By far, the most common crime charged in Mason County is Driving with License Suspended in the Third Degree.  This is a misdemeanor charge for driving while one’s license has been suspended because of unpaid traffic tickets/court fines.  Standard advice for anyone charged with a DWLS 3rd follows.
  1. DWLS 3 is a misdemeanor.  The maximum penalty is 90 days jail and $1,000 fine.
  2. If you have your license back, the court will usually accept an agreement to a reduced charge of Driving with No Valid Operator’s License (NVOL) with Identification.  This reduction results in a civil infraction on your record which does not include the possibility of jail time or probation.  It does carry a standard fine amount of $150.  The judge will allow you to make payments on the ticket if you cannot pay the fine all at once.  The minimum payment depends upon your monthly income with the lowest possible amount set at $25 per month.  Mason County District Court does not offer the opportunity to work fines off through community service.  It is always okay to pay off your fines early, but do not miss a payment.  If you miss a payment on your fine, your fine will be sent to collections and your license will be re-suspended.  So make sure you make your payments on time on or before the 15th of every month.  
  3. If you do not have your license back, you need to take the following steps immediately to try to get your license:
    • Contact the Department of Licensing and ask them what you need to do to get your license back.  They will give you a list of one or more things that are holding up your license.
    • Take the items on the list one by one and contact each court or other entity that has a hold on your license.  Most often, these issues relate to unpaid traffic tickets or other court fines.  Some other common issues can be unpaid child support or unpaid monetary claims on a traffic accident that was found to be your fault when you did not have insurance.
    • Usually, when you contact the court, you will learn that your fines have been turned over to a collection agency.  The court will give you the contact information for the collection agency.  If you can pay off these fines, the collection agency will release their hold on your license.  If you cannot pay off the fines in total, the collection agency may enter into a payment agreement with you if they believe you have employment or other income that makes you a good risk for them.  If you make this kind of arrangement with a collection agency, make sure to make your payments on time.  These payments for past issues are in addition to your current court fines.  Once you pay off your obligation to the collection agency or make payment arrangements, and they release you license, you still need to return to the Department of Licensing and pay a re-issue fee before you get your license back.

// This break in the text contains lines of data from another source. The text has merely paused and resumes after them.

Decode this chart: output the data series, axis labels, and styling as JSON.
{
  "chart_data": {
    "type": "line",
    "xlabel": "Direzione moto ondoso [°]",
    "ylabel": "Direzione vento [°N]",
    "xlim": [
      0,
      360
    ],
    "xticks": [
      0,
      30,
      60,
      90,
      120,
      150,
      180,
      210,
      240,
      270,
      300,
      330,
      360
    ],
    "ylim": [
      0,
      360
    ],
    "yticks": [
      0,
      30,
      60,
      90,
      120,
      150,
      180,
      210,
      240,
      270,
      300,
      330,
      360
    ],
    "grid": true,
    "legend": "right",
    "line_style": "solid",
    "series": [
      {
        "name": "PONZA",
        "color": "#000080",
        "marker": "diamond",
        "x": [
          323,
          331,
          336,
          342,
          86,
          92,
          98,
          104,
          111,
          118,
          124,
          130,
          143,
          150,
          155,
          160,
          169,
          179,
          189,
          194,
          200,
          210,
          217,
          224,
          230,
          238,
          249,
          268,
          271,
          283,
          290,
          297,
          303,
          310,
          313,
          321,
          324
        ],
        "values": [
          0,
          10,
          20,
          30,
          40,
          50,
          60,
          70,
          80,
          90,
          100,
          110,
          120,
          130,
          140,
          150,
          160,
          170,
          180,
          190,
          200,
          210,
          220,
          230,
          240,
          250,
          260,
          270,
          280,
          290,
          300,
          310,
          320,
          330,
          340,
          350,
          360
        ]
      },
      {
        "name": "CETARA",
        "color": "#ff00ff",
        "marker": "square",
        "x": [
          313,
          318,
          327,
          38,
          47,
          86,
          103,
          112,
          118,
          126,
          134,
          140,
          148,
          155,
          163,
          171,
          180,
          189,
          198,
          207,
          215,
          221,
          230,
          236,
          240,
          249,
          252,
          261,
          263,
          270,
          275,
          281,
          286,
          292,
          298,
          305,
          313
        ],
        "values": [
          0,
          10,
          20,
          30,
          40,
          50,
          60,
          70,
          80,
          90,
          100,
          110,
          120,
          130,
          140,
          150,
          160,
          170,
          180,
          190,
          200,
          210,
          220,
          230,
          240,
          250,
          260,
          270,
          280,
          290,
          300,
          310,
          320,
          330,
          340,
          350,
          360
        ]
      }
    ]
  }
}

Once you have your license again, section 2 above will apply to you. 
  4.  If you also have some other kind of moving violation on your ticket, you can admit that violation, request a separate hearing on that violation, or ask for mitigation.  Mitigation means that you admit you committed the violation, but you want to offer an explanation.  If the judge finds that you have committed one or more other infractions, the fine for each of those infractions can be added together with your fine for the DWLS 3 violation so that you have only one payment to make.
  5. If you are unable to get your license back, you may choose to take your case to trial or to plead guilty to the DWLS 3 charge.  The most common penalty for this type of conviction is probation, a $150 fine, plus another $50 for each prior DWLS 3 conviction, plus court costs of approximately another $200, plus any warrant fees that you might have.  You will be placed on court probation for approximately 4 months which means you do not have a probation officer, but the court will monitor you for any new violations.  You may also be sentenced to jail or electronic home monitoring if you are a repeat offender.
  6. It is your absolute right to contest this charge in a jury trial, but be aware that if you lose at trial, you may also be assessed several hundred dollars more in costs to pay for your trial.